The adults struggle more so than the children to learn a new language and customs. But health, behavioral and social agencies like Child Guidance & Family Solutions are seeing more and more Bhutanese children, who can’t forget what they’ve seen.
“In Nepal, the police do only things for money. If you pay them, you are OK,” Rabina Subba said. The 12-year-old described camp life as full of thieves and buildings with no doors or locks.
“In Nepal, they rub [shake] babies and they kill them for no reason. They just go into houses,” said Lhasang Dolma Tamang, 13.
These are the ghastly stories the children must process, said Gajmer, who encourages the students to talk about their experiences, even if their culture and their parents believe all emotional anguish can be repressed.
The program helps students respect themselves and others while building healthy relationships and good communication skills.
Last Tuesday, Hogan tossed a beach ball into a circle of 11 giggling Bhutanese girls, who batted it around to loosen up. Next, the girls sat on stools chatting about their similarities and differences. The conversation tracked their thoughts on life in Nepal versus America.
None of them celebrated Independence Day until arriving in America. They all celebrate Mother’s Day and Father’s Day. Some still celebrate Brother’s Day during a festival of lights in the Bhutanese culture when sisters give brothers a gift in exchange for money.
Hogan asked: Is there a book like the Bible for Bhutanese Hindus? Yeah, the girls replied, but most of their parents were never taught to read, so only two of them said they too can read Nepali.
Then Hogan walked into the middle of the circle. “The cool breeze blows for anyone who likes ice cream,” the counselor said. Any girl who liked ice cream, which they all did, left her chair then raced to an empty seat.

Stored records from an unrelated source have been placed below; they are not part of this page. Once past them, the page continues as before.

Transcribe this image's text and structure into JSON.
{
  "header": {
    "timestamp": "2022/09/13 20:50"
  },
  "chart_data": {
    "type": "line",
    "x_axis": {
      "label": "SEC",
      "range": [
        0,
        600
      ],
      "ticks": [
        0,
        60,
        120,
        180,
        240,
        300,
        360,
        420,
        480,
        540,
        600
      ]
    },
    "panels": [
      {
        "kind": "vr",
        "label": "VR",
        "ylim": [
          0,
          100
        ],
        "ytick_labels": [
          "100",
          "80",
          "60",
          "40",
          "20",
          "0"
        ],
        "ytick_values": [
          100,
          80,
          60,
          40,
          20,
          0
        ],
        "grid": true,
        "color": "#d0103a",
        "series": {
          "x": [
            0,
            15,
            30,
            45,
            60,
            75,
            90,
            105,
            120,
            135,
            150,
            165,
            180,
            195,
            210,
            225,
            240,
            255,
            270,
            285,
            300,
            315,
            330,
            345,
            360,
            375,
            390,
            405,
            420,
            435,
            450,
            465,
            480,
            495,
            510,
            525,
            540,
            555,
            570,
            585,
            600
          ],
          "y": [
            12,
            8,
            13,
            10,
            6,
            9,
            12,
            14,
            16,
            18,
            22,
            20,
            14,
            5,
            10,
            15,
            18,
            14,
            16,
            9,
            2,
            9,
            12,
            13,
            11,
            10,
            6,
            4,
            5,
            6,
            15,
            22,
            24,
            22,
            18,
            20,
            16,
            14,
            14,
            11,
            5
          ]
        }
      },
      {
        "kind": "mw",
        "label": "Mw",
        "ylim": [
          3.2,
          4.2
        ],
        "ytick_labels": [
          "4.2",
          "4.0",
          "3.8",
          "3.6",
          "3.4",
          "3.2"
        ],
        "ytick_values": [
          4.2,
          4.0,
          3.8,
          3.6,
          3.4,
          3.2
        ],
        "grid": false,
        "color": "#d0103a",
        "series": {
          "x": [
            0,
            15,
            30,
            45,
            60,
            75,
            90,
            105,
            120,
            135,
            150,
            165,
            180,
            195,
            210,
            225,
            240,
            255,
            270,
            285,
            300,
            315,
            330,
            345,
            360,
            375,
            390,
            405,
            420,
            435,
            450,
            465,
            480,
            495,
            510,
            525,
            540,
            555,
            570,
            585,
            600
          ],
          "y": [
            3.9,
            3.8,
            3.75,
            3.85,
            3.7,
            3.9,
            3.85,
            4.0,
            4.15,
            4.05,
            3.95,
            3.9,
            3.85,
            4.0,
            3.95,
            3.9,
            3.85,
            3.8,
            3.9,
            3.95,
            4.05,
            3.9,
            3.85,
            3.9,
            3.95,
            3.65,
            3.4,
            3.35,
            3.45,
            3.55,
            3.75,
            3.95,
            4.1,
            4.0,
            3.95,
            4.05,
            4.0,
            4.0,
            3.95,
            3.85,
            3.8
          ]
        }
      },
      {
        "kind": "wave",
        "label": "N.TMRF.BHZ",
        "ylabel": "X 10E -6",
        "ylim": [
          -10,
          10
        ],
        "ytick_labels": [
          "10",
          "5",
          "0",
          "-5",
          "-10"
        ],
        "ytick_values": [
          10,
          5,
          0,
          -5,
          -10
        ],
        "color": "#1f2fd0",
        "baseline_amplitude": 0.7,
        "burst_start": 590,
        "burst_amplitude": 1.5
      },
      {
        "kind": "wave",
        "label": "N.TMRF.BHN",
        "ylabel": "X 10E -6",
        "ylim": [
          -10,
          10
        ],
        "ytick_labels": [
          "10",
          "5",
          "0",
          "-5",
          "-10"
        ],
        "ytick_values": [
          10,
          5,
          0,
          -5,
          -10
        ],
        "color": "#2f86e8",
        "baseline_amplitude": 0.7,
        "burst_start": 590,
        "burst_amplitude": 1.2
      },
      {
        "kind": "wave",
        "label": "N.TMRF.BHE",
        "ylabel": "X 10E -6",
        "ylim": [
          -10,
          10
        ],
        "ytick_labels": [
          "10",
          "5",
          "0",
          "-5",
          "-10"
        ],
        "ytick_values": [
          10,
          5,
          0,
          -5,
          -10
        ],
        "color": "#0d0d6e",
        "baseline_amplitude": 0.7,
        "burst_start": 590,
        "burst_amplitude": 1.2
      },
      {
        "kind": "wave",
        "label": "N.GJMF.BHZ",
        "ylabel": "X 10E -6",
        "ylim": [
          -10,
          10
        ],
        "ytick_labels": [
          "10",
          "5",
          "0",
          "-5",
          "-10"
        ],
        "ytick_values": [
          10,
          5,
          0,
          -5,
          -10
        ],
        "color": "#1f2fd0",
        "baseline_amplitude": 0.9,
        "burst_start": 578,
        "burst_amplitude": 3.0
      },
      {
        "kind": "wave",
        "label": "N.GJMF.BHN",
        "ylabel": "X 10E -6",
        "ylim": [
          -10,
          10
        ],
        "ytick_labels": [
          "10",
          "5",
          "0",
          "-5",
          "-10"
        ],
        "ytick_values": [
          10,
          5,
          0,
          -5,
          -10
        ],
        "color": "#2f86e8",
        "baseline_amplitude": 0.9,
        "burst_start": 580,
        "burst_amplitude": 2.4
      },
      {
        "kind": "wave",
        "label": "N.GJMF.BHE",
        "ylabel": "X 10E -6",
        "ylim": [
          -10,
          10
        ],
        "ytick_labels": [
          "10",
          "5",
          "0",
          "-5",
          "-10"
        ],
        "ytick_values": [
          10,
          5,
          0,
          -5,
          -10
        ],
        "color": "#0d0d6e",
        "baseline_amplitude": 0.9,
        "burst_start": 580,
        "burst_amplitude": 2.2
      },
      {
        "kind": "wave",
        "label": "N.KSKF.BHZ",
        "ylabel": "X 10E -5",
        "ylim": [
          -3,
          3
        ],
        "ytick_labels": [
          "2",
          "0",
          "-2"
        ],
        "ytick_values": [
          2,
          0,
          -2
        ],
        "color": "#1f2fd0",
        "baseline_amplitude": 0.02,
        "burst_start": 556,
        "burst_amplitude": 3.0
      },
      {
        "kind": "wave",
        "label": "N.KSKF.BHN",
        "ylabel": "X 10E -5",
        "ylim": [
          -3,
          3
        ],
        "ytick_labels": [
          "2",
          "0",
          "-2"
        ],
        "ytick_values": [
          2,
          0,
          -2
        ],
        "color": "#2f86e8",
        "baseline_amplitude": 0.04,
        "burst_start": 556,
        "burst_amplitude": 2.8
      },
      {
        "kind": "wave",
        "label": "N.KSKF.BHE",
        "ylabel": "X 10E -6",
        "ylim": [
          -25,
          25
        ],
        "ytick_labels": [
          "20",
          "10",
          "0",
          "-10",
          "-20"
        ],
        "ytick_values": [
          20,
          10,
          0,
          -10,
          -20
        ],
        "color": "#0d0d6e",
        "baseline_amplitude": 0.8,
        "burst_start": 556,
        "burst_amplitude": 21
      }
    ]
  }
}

Any girl left standing in the probing game of musical chairs had to start again with “the cool breeze blows for anyone who likes ...”
Some got up for school — even more for summer break. One stood up for a South Korean boy band. A couple crashed to the floor over singer Cardi B. Most had an impressive grasp on popular American culture.
They all raced around for spaghetti, family and — finally — the after-school program itself.
The games and discussion allow Hogan to key in on any student whose perceived trauma, if not met with intensive counseling, could manifest in poor grades, bad behavior or worse.
Parents rely on the children as interpreters and cultural liaisons, which can deprive them of a childhood.
“It’s a role reversal. The children end up taking care of the adults,” Hogan said. As the culturally competent children gain power in the family structure, the parents lose some of their authority. “That can be a challenge,” Hogan said.
Despite the challenges, the parents appreciate the opportunities for their children in America.
“Life in U.S. is really good,” said Hari Maya Majhi, using Gajmer to interpret a reporter’s questions. The mother fled to Nepal at 8 years old, a year younger than her daughter was when the family arrived in America in 2015.
“They can build their lives in any way they want to,” she said of the kids, happy if only to see them mingling and learning about America.